22]. The fitted results for parameter B are shown in Figure 6b, which reveal that the parameter B is almost invariant for different T meas. This independence of T meas indicates that the carrier transport Progesterone is dominated by the multistep tunneling mechanism, which had been reported by Zebbar et al. and Dhananjay et al. for the n-ZnO/p-Si HJ diode [21, 23]. The multistep tunneling process usually occurs at the HJ region of the n-ZnO matrix and p-Si substrate, which is attributed to the www.selleckchem.com/products/VX-680(MK-0457).html recombination of electrons, tunneling from ZnO into the empty gap states in the p-Si substrate, and holes, tunneling through the HJ barrier from the p-Si substrate to the n-ZnO matrix between the empty states [21, 23]. Hence, our results show that the carriers in the Si QD-embedded ZnO thin film mainly transport via the ZnO matrix but not through Si QDs with direct, resonant, or phonon-assisted tunneling mechanisms, as reported for Si QDs embedded in the traditional matrix materials [24, 25].

The ultimate atomic-scale thickness of the present system leads to a very large λ ⊥ in the order of millimeters [8], thus making it a candidate for observing the KT transition. We fitted the experimental data of R □ using Equation 6 within the range of 2.25 KNU7026 ic50 superconductor, which is not applicable

to the ( )-In surface with high crystallinity. Unfortunately, the present experimental setup does not allow us to observe the expected temperature dependence of Equation 6 down to T K because of the presence of the stray magnetic field. Furthermore, the predicted I-V characteristics V∝I a where the exponent a jumps from 1 to 3 at T K should be examined to conclude the observation of the KT

transition [31, 32]. selleck kinase inhibitor Construction of a UHV-compatible cryostat with an effective magnetic shield and a lower achievable temperature will be indispensible for such future studies. Conclusions We have HKI 272 studied the resistive phase transition of the ( )-In surface in detail for a series of samples. In the normal state, the sheet resistances R □ of the samples decrease significantly between 20 and

5 K, which amounts to 5% to 15% of the residual resistivity R res.

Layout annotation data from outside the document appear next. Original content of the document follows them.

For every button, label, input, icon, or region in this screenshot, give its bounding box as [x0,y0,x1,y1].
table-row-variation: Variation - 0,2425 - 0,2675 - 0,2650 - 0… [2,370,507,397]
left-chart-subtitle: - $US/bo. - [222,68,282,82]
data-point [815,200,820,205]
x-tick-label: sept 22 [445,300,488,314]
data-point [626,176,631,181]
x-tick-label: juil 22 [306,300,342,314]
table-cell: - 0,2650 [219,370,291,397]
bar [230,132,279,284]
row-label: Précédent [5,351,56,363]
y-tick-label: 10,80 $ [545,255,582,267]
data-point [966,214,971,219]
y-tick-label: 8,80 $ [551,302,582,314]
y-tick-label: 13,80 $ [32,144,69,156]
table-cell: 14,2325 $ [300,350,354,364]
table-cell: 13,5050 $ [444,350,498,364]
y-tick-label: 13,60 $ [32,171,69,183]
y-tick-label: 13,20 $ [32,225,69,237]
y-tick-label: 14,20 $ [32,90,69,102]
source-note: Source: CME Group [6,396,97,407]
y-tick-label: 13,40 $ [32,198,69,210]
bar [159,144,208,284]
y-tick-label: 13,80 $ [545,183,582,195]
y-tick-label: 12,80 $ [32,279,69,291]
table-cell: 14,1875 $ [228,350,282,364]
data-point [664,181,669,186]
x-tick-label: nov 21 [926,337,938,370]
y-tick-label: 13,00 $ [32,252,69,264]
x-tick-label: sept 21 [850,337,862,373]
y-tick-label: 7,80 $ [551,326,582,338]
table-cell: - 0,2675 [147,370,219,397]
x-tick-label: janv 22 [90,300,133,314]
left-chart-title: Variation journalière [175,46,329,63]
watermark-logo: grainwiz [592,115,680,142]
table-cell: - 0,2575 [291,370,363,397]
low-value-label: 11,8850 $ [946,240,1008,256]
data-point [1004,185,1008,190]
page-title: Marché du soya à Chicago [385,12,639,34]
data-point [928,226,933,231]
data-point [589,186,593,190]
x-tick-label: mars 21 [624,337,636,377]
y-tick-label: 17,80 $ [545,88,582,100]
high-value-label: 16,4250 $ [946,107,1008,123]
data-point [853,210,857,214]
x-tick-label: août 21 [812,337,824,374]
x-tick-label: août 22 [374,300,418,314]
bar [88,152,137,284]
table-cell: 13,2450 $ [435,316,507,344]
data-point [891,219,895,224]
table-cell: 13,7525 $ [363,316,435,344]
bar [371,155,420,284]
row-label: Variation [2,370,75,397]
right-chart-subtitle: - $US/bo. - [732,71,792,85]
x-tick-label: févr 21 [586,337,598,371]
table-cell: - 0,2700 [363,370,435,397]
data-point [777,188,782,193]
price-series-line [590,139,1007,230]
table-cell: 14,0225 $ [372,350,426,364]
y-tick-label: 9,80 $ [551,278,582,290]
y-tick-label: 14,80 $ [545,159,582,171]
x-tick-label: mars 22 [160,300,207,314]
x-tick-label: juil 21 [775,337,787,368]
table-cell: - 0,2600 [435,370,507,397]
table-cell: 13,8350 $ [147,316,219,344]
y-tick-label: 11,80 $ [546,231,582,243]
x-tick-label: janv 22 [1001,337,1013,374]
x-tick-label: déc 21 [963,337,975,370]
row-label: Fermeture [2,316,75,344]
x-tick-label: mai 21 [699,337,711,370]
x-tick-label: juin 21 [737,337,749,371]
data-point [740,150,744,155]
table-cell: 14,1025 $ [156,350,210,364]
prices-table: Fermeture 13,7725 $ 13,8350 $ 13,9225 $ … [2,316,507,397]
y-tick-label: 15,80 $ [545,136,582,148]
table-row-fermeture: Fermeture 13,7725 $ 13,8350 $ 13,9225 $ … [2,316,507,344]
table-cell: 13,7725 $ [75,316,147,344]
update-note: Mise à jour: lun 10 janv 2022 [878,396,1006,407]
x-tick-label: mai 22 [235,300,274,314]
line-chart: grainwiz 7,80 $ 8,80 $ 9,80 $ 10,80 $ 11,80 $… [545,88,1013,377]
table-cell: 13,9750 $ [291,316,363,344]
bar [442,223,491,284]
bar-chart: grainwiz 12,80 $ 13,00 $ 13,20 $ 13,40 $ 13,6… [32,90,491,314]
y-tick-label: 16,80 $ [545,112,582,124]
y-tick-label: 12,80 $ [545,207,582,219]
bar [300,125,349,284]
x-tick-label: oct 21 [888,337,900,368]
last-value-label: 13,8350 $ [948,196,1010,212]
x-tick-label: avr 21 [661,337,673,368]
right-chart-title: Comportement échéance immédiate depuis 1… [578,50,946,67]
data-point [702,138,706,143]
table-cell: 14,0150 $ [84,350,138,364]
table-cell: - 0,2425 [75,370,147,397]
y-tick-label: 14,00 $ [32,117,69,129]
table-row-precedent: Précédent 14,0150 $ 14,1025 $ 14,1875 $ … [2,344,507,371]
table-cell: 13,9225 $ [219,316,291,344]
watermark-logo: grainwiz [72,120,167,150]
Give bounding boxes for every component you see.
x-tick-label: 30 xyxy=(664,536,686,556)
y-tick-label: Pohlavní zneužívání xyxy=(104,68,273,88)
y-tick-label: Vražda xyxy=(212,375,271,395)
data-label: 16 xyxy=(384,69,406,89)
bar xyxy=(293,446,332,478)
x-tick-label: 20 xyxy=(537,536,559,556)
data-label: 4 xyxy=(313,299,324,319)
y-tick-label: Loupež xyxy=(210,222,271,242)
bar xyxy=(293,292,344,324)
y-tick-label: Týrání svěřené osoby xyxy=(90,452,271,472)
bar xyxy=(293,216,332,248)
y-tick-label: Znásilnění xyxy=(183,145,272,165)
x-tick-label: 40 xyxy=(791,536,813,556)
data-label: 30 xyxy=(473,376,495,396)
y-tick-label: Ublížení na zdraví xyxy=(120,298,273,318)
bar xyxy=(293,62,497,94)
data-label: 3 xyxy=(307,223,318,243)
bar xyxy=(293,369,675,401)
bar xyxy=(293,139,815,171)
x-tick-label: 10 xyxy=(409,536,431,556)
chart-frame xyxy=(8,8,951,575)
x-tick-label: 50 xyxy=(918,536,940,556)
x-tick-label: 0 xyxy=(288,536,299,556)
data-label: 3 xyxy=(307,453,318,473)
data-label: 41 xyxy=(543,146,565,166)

Their characteristic temperature dependence Unoprostone suggests the importance of electron-electron scattering in electron transport phenomena. The poor correlation between the variations in T c and R res indicate different mechanisms for determining these quantities. The decrease in R □ was progressively accelerated just above T c due to the superconducting fluctuation effects. Quantitative analysis indicates the parallel contributions of fluctuating Cooper pairs corresponding to the AL and MT terms. A minute but finite resistance tail was found below T c down to the lowest temperature of 1.8 K, which may be ascribed to a dissipation due to free vortex flow. The interpretation of the data based on the KT transition was proposed, but further experiments with an improved cryostat are required for the conclusion. Acknowledgements This work was partly supported by World Premier International Research Center (WPI) Initiative on Materials Nanoarchitectonics, MEXT, Japan, and by the Grant-in-Aid for JSPS Fellows. The authors thank M. Aono at MANA, NIMS, for his stimulous discussions. References 1. Lifshits VG, Saranin AA, Zotov AV: Surface Phases on Silicon: Preparation, Structures, and Properties. Chichester: Wiley; 1994. 2. Mönch W: Semiconductor Surfaces and Interfaces. Berlin: Springer; 2001.CrossRef 3.